Why does every millionaire have a giant piano they don’t play in one of their 500 living rooms? Is it a secret code or something? Somebody please explain!

This is the walk-in closet. It’s like if J.Lo designed the portal to Narnia.

That shower is big enough to be a room of its own. But seriously, throw a sleeping bag down and you just got yourself an extra bedroom.

May I present: The house within the house. The guest cottage is poolside, has a kitchenette, and probably costs more than your rent and mine combined.

The Bachelor Pad in Hollywood Hills

This three bed, three-and-a-half bath, 3,708-square-foot bachelor pad was designed by famous architect Harry Gesner. What’s it cost, you ask? Just $5.49 million, no big deal.

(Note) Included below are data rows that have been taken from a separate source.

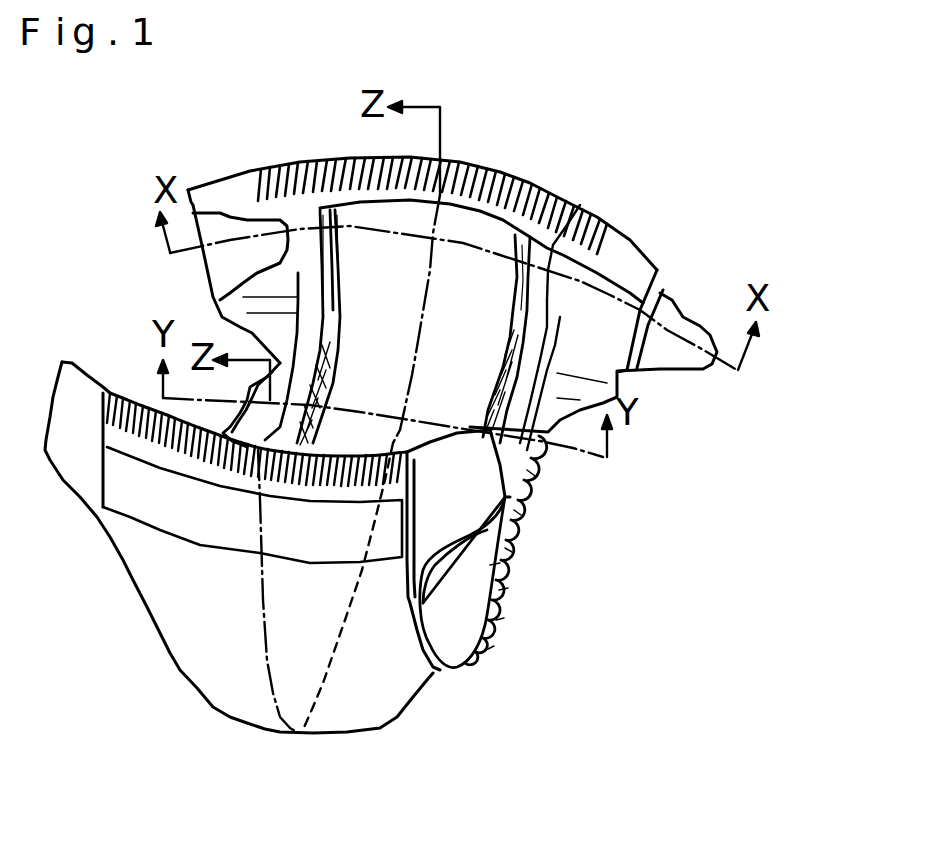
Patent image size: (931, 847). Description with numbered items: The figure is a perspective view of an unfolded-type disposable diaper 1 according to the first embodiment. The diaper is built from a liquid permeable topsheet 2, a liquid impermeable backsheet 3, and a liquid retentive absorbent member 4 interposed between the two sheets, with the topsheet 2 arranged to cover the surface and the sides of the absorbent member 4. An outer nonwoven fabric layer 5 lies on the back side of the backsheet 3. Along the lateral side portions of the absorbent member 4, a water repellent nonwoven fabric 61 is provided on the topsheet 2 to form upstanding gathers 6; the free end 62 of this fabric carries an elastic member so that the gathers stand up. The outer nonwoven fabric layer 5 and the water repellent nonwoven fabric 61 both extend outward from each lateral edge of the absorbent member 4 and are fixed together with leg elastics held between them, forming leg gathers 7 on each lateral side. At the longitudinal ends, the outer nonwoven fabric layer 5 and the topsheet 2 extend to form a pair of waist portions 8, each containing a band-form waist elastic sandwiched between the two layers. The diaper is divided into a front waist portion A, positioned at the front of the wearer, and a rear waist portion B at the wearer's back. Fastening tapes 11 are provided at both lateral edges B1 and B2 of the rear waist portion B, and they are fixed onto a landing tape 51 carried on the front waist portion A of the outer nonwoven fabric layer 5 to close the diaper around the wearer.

The disposable diaper 1 is at (441, 255).
The liquid permeable topsheet 2 is at (481, 201).
The liquid impermeable backsheet 3 is at (277, 584).
The liquid retentive absorbent member 4 is at (567, 296).
The outer nonwoven fabric layer 5 is at (462, 634).
The upstanding gathers 6 is at (390, 328).
The leg gathers 7 is at (415, 481).
The waist portions 8 is at (351, 291).
The fastening tapes 11 is at (430, 330).
The landing tape 51 is at (228, 531).
The water repellent nonwoven fabric 61 is at (362, 261).
The free end 62 is at (428, 298).
The front waist portion A is at (235, 619).
The rear waist portion B is at (774, 397).
The lateral edge of rear waist portion B1 is at (694, 235).
The lateral edge of rear waist portion B2 is at (202, 163).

This open floor plan has opened my heart to open floor plans. The beams! The wood! The white flowers weirdly hidden inside the wall! It’s all so beautiful.

Aw, the master bedroom is like a cabin. But instead of lighting a fireplace you’re kept warm by all the celebrity hotness around you.

Damn, even the pool is edgy. Literally.

Selfie lighting doesn’t get better than this.

The ’50s Mansion in Los Angeles

This four bed, four bath, 4,011-square-foot house was built in the 1950s, but you’d never know it. After years of major upgrades and renovations, get ready to spend $8.5 million to call it home.

The zero-edge pool, custom wood deck, and fireplace bench (???) cost a cool $500,000. Peep the bedroom in the back too 👀.

This living room is sunken—kinda like my hopes and dreams of ever owning something like this when I saw its listing price. Sigh.

Are we surrreeee this isn’t a restaurant in downtown L.A.? This kitchen table could seat like 50 people.

I’ll leave you with this: Have you ever wanted to bathe in a tub more??